NONCLINICAL TOXICOLOGY SECTION
13 NONCLINICAL TOXICOLOGY
13.1 Carcinogenesis, Mutagenesis, Impairment of Fertility
There was no evidence of carcinogenicity in a 113 week oral study in mice at doses up to 40 mg/kg/day (10 times the maximum recommended human dose [MRHD] on a mg/m2 basis). There was also no evidence of carcinogenicity in rats orally dosed at up to 40 mg/kg/day for 71 weeks followed by 20 mg/kg/day (20 and 10 times the MRHD on a mg/m2 basis, respectively) through 128 weeks.
Memantine produced no evidence of genotoxic potential when evaluated in the in vitro S. typhimurium or E. coli reverse mutation assay, an in vitro chromosomal aberration test in human lymphocytes, an in vivo cytogenetics assay for chromosome damage in rats, and the in vivo mouse micronucleus assay. The results were equivocal in an in vitro gene mutation assay using Chinese hamster V79 cells.

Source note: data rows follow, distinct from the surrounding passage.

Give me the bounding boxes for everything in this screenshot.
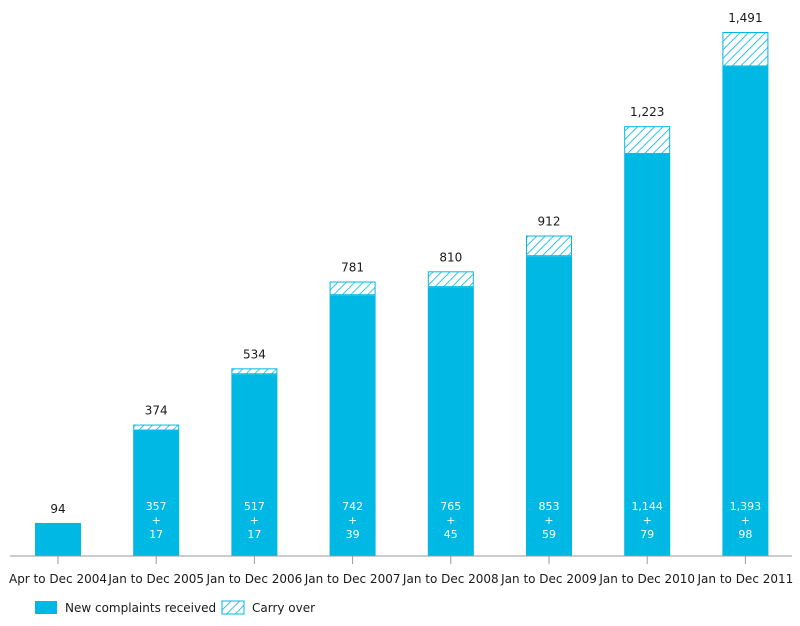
legend: New complaints received Carry over: [35, 600, 315, 615]
bar-carry-6: [624, 126, 671, 154]
carry-value-label-1: 17: [149, 528, 163, 541]
plus-sign-7: +: [741, 514, 750, 527]
total-label-5: 912: [538, 214, 561, 228]
legend-swatch-new: [35, 601, 57, 614]
bar-new-6: [624, 153, 671, 556]
new-value-label-2: 517: [244, 500, 265, 513]
category-label-0: Apr to Dec 2004: [9, 572, 107, 586]
total-label-0: 94: [50, 502, 65, 516]
carry-value-label-4: 45: [444, 528, 458, 541]
total-label-3: 781: [341, 261, 364, 275]
total-label-4: 810: [439, 250, 462, 264]
bar-carry-7: [722, 32, 769, 67]
bar-new-5: [526, 256, 572, 556]
category-label-6: Jan to Dec 2010: [598, 572, 695, 586]
carry-value-label-7: 98: [738, 528, 752, 541]
category-label-2: Jan to Dec 2006: [206, 572, 303, 586]
bar-new-1: [133, 430, 180, 556]
category-label-1: Jan to Dec 2005: [107, 572, 204, 586]
legend-swatch-carry: [221, 600, 245, 615]
bar-carry-1: [133, 424, 180, 431]
bar-carry-4: [427, 271, 474, 288]
total-label-6: 1,223: [630, 105, 664, 119]
plus-sign-5: +: [544, 514, 553, 527]
new-value-label-6: 1,144: [631, 500, 663, 513]
total-label-1: 374: [145, 404, 168, 418]
legend-label-carry: Carry over: [252, 601, 315, 615]
plus-sign-2: +: [250, 514, 259, 527]
bar-new-4: [427, 287, 474, 556]
labels-group: 94374357+17534517+17781742+39810765+4591…: [50, 11, 762, 541]
new-value-label-1: 357: [146, 500, 167, 513]
carry-value-label-2: 17: [247, 528, 261, 541]
category-label-3: Jan to Dec 2007: [304, 572, 401, 586]
total-label-7: 1,491: [728, 11, 762, 25]
category-label-5: Jan to Dec 2009: [500, 572, 597, 586]
bars-group: [35, 32, 769, 556]
plus-sign-1: +: [152, 514, 161, 527]
x-ticks-group: Apr to Dec 2004 Jan to Dec 2005 Jan to Dec…: [9, 556, 793, 586]
carry-value-label-5: 59: [542, 528, 556, 541]
plus-sign-6: +: [643, 514, 652, 527]
bar-new-0: [35, 522, 81, 556]
bar-carry-5: [526, 235, 572, 257]
bar-new-3: [329, 295, 376, 556]
carry-value-label-6: 79: [640, 528, 654, 541]
plus-sign-3: +: [348, 514, 357, 527]
new-value-label-4: 765: [440, 500, 461, 513]
plus-sign-4: +: [446, 514, 455, 527]
carry-value-label-3: 39: [346, 528, 360, 541]
new-value-label-7: 1,393: [730, 500, 762, 513]
legend-label-new: New complaints received: [65, 601, 216, 615]
category-label-4: Jan to Dec 2008: [402, 572, 499, 586]
total-label-2: 534: [243, 347, 266, 361]
new-value-label-5: 853: [539, 500, 560, 513]
bar-carry-3: [329, 281, 376, 296]
category-label-7: Jan to Dec 2011: [697, 572, 794, 586]
new-value-label-3: 742: [342, 500, 363, 513]
bar-new-2: [231, 374, 278, 556]
bar-new-7: [722, 66, 769, 556]
bar-carry-2: [231, 368, 278, 375]
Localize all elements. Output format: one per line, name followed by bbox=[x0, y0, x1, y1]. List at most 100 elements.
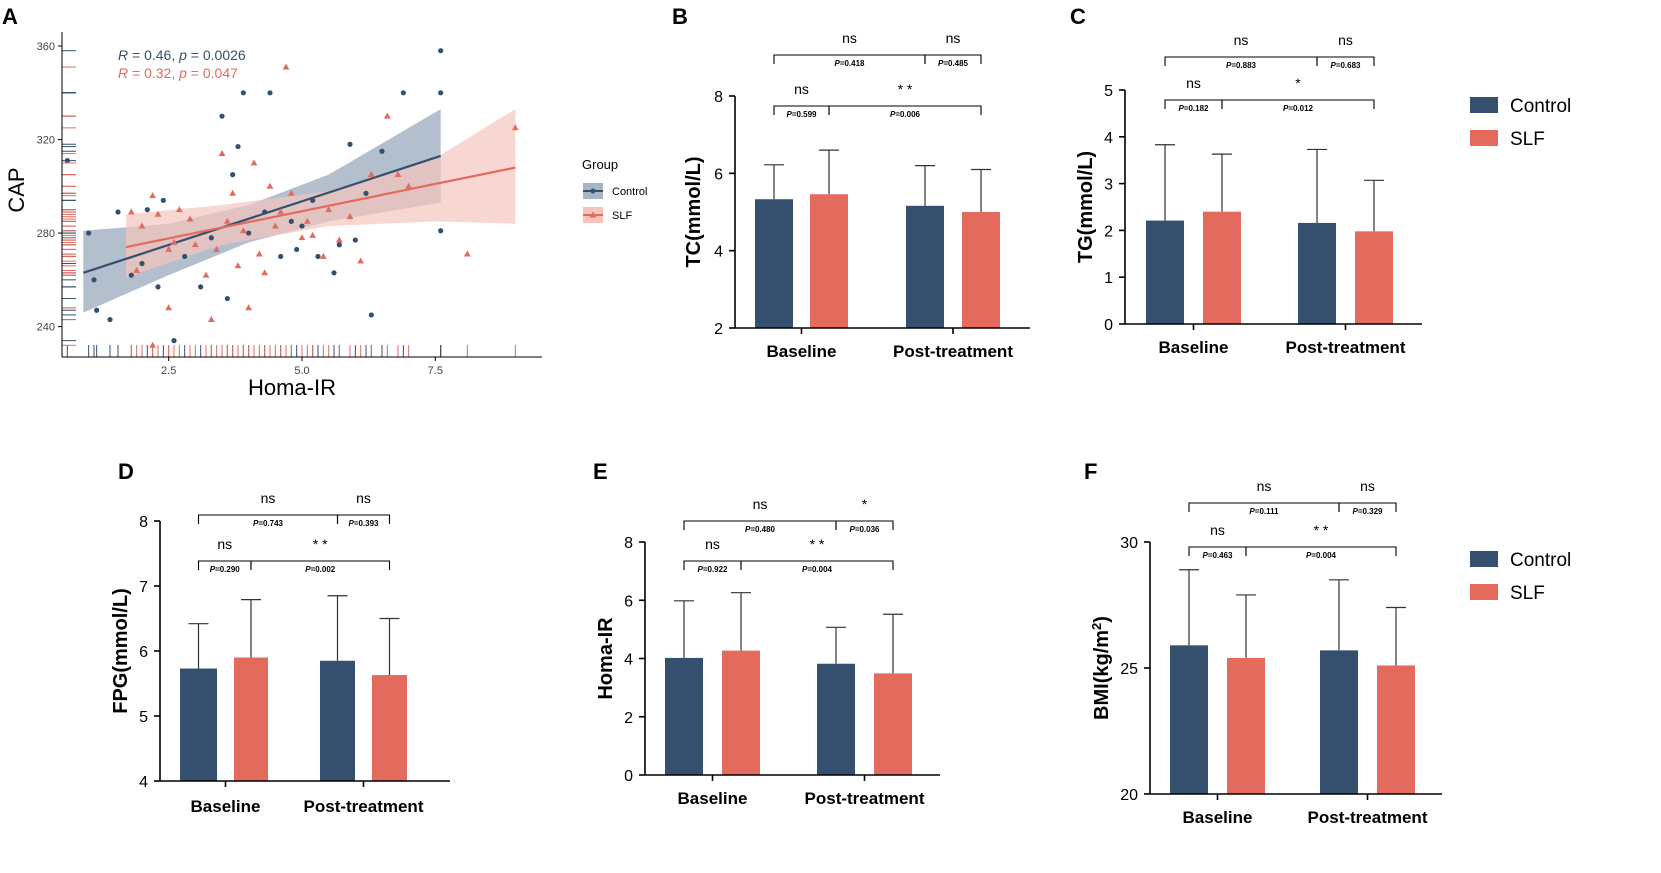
bar-control bbox=[180, 668, 217, 781]
significance-mark: * * bbox=[898, 81, 913, 97]
p-value-label: P=0.004 bbox=[802, 565, 833, 574]
significance-bracket bbox=[1221, 99, 1375, 109]
p-symbol: P bbox=[1352, 507, 1358, 516]
a-y-tick-label: 280 bbox=[37, 228, 55, 240]
significance-bracket bbox=[924, 54, 982, 64]
p-symbol: P bbox=[1306, 551, 1312, 560]
p-symbol: P bbox=[938, 59, 944, 68]
p-symbol: P bbox=[745, 525, 751, 534]
point-slf bbox=[346, 213, 354, 220]
significance-mark: * * bbox=[1314, 522, 1329, 538]
point-control bbox=[363, 190, 369, 196]
p-value-label: P=0.111 bbox=[1249, 507, 1279, 516]
y-axis-label: Homa-IR bbox=[595, 617, 617, 700]
significance-mark: ns bbox=[705, 536, 720, 552]
r-value: = 0.32, bbox=[128, 65, 179, 81]
category-label: Post-treatment bbox=[304, 797, 424, 816]
confidence-band-slf bbox=[126, 109, 516, 278]
legend-top-swatch-slf bbox=[1470, 130, 1498, 146]
p-value: =0.485 bbox=[943, 59, 968, 68]
a-legend-marker-control bbox=[590, 188, 596, 194]
rug-marks bbox=[62, 50, 516, 357]
a-stat-control: R = 0.46, p = 0.0026 bbox=[118, 47, 246, 63]
point-slf bbox=[149, 192, 157, 199]
point-control bbox=[139, 260, 145, 267]
a-y-tick-label: 320 bbox=[37, 135, 55, 147]
legend-bottom: Control SLF bbox=[1470, 550, 1571, 604]
y-tick-label: 1 bbox=[1104, 270, 1113, 287]
p-value-label: P=0.004 bbox=[1306, 551, 1337, 560]
significance-mark: * * bbox=[810, 536, 825, 552]
y-tick-label: 4 bbox=[1104, 130, 1113, 147]
point-slf bbox=[394, 171, 402, 178]
point-control bbox=[240, 90, 246, 96]
a-x-tick-label: 2.5 bbox=[161, 365, 176, 377]
point-slf bbox=[127, 208, 135, 215]
significance-bracket bbox=[1245, 546, 1397, 556]
point-slf bbox=[133, 266, 141, 273]
point-slf bbox=[239, 227, 247, 234]
y-tick-label: 6 bbox=[139, 644, 148, 661]
significance-bracket bbox=[835, 520, 894, 530]
p-value-label: P=0.012 bbox=[1283, 104, 1314, 113]
a-y-tick-label: 240 bbox=[37, 322, 55, 334]
point-slf bbox=[277, 208, 285, 215]
bar-control bbox=[1170, 645, 1208, 794]
point-slf bbox=[271, 222, 279, 229]
point-control bbox=[262, 209, 268, 215]
p-value: =0.329 bbox=[1358, 507, 1383, 516]
p-symbol: P bbox=[1283, 104, 1289, 113]
point-control bbox=[171, 338, 177, 344]
p-value-label: P=0.480 bbox=[745, 525, 776, 534]
bar-slf bbox=[1355, 231, 1393, 324]
significance-mark: ns bbox=[842, 30, 857, 46]
a-x-tick-label: 5.0 bbox=[294, 365, 309, 377]
point-control bbox=[235, 143, 241, 150]
p-symbol: P bbox=[849, 525, 855, 534]
p-value: =0.036 bbox=[855, 525, 880, 534]
bar-slf bbox=[1203, 211, 1241, 324]
bar-control bbox=[817, 663, 855, 775]
significance-mark: ns bbox=[261, 490, 276, 506]
p-symbol: P bbox=[1330, 61, 1336, 70]
category-label: Post-treatment bbox=[1286, 338, 1406, 357]
point-control bbox=[294, 246, 300, 253]
p-symbol: P bbox=[697, 565, 703, 574]
point-slf bbox=[309, 231, 317, 238]
point-control bbox=[198, 284, 204, 290]
point-slf bbox=[266, 182, 274, 189]
y-tick-label: 2 bbox=[1104, 223, 1113, 240]
p-value-label: P=0.418 bbox=[834, 59, 865, 68]
p-value: =0.743 bbox=[258, 519, 283, 528]
point-slf bbox=[367, 171, 375, 178]
point-slf bbox=[325, 206, 333, 213]
y-tick-label: 5 bbox=[139, 709, 148, 726]
point-control bbox=[230, 172, 236, 178]
p-value: = 0.047 bbox=[187, 65, 238, 81]
panel-label: C bbox=[1070, 4, 1086, 29]
category-label: Baseline bbox=[1183, 808, 1253, 827]
r-value: = 0.46, bbox=[128, 47, 179, 63]
a-y-tick-label: 360 bbox=[37, 41, 55, 53]
y-axis-label: TG(mmol/L) bbox=[1075, 151, 1097, 263]
bar-slf bbox=[372, 675, 407, 781]
point-slf bbox=[149, 341, 157, 348]
bar-control bbox=[1320, 650, 1358, 794]
significance-mark: * bbox=[862, 496, 868, 512]
bar-slf bbox=[1227, 657, 1265, 794]
point-control bbox=[86, 230, 92, 236]
significance-bracket bbox=[1316, 56, 1375, 66]
a-legend-marker-slf bbox=[589, 211, 597, 218]
point-slf bbox=[250, 159, 258, 166]
y-tick-label: 5 bbox=[1104, 83, 1113, 100]
point-slf bbox=[463, 250, 471, 257]
p-value: =0.922 bbox=[703, 565, 728, 574]
significance-mark: * * bbox=[313, 536, 328, 552]
p-value: =0.004 bbox=[807, 565, 832, 574]
point-control bbox=[91, 277, 97, 283]
y-axis-label: FPG(mmol/L) bbox=[110, 588, 132, 714]
bar-control bbox=[1298, 222, 1336, 324]
p-symbol: P bbox=[210, 565, 216, 574]
bar-slf bbox=[1377, 665, 1415, 794]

No impairment of fertility or reproductive performance was seen in rats administered up to 18 mg/kg/day (9 times the MRHD on a mg/m2 basis) orally from 14 days prior to mating through gestation and lactation in females, or for 60 days prior to mating in males.
13.2 Animal Toxicology and/or Pharmacology
Memantine induced neuronal lesions (vacuolation and necrosis) in the multipolar and pyramidal cells in cortical layers III and IV of the posterior cingulate and retrosplenial neocortices in rats, similar to those which are known to occur in rodents administered other NMDA receptor antagonists. Lesions were seen after a single dose of memantine. In a study in which rats were given daily oral doses of memantine for 14 days, the no-effect dose for neuronal necrosis was 6 times the maximum recommended human dose of 20 mg/day on a mg/m2 basis.
In acute and repeat-dose neurotoxicity studies in female rats, oral administration of memantine and donepezil in combination resulted in increased incidence, severity, and distribution of neurodegeneration compared with memantine alone. The no-effect levels of the combination were associated with clinically relevant plasma memantine and donepezil exposures.
The relevance of these findings to humans is unknown.